In partnership with the Urban Institute and supported by a $1.1 million grant from ECMC Foundation, the Wellesley Centers for Women recently launched the Data-to-Action Campaign for Pregnant and Parenting Student Success. The goals of the campaign are to identify the most effective strategies for implementing data tracking and reporting systems that identify parenting students enrolled in college, as well as follow their educational outcomes like grades, retention, and graduation.
These systems must allow students to be characterized in other ways—including by partnership status, gender, age, income level, and race/ethnicity—in order to help colleges and higher education systems identify segments of their student populations who may especially struggle to stay in school and graduate, like single mothers, young parenting students, and student parents of certain racial and ethnic backgrounds.

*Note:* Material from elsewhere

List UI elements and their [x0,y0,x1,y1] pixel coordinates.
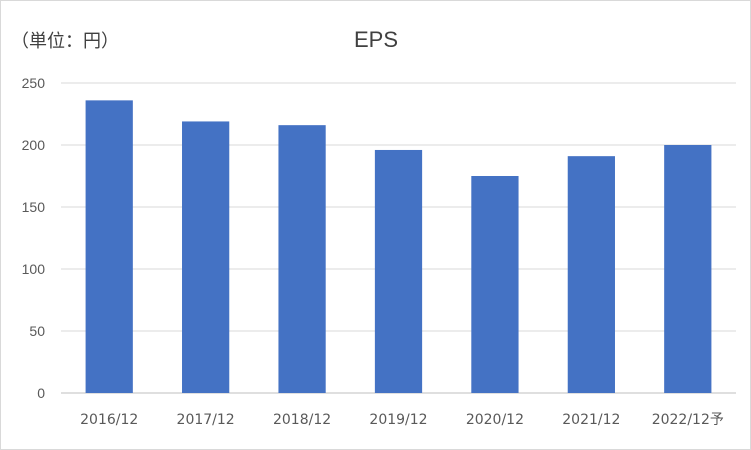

The campaign also aims to help make sure the data that are tracked and reported are used effectively toward ensuring equity in educational access, inclusion, and degree attainment.
The Data-to-Action Campaign is organized and co-led by WCW Senior Research Scientist Autumn R. Green, Ph.D., director of the Higher Education Access for Parenting Students Research Initiative, and Theresa M. Anderson, Ph.D., a principal research associate at the Urban Institute’s Income and Benefits Policy Center. The campaign is the inaugural project of the Student Parent Action through Research Knowledge (SPARK) Collaborative, a national partnership initiative that will be formally announced later in 2022 that supports connections between research and efforts to effect change for student parents.
“The call for better data on student parents has been growing in policy and advocacy spaces, and several states have taken action on requiring new data—led by Oregon," said Green, who provided expert testimony in support of Oregon’s Senate Bill 564 in March 2021. “This project is all about developing a clear understanding of what comes next, and how to make sure that data collection processes actually work effectively."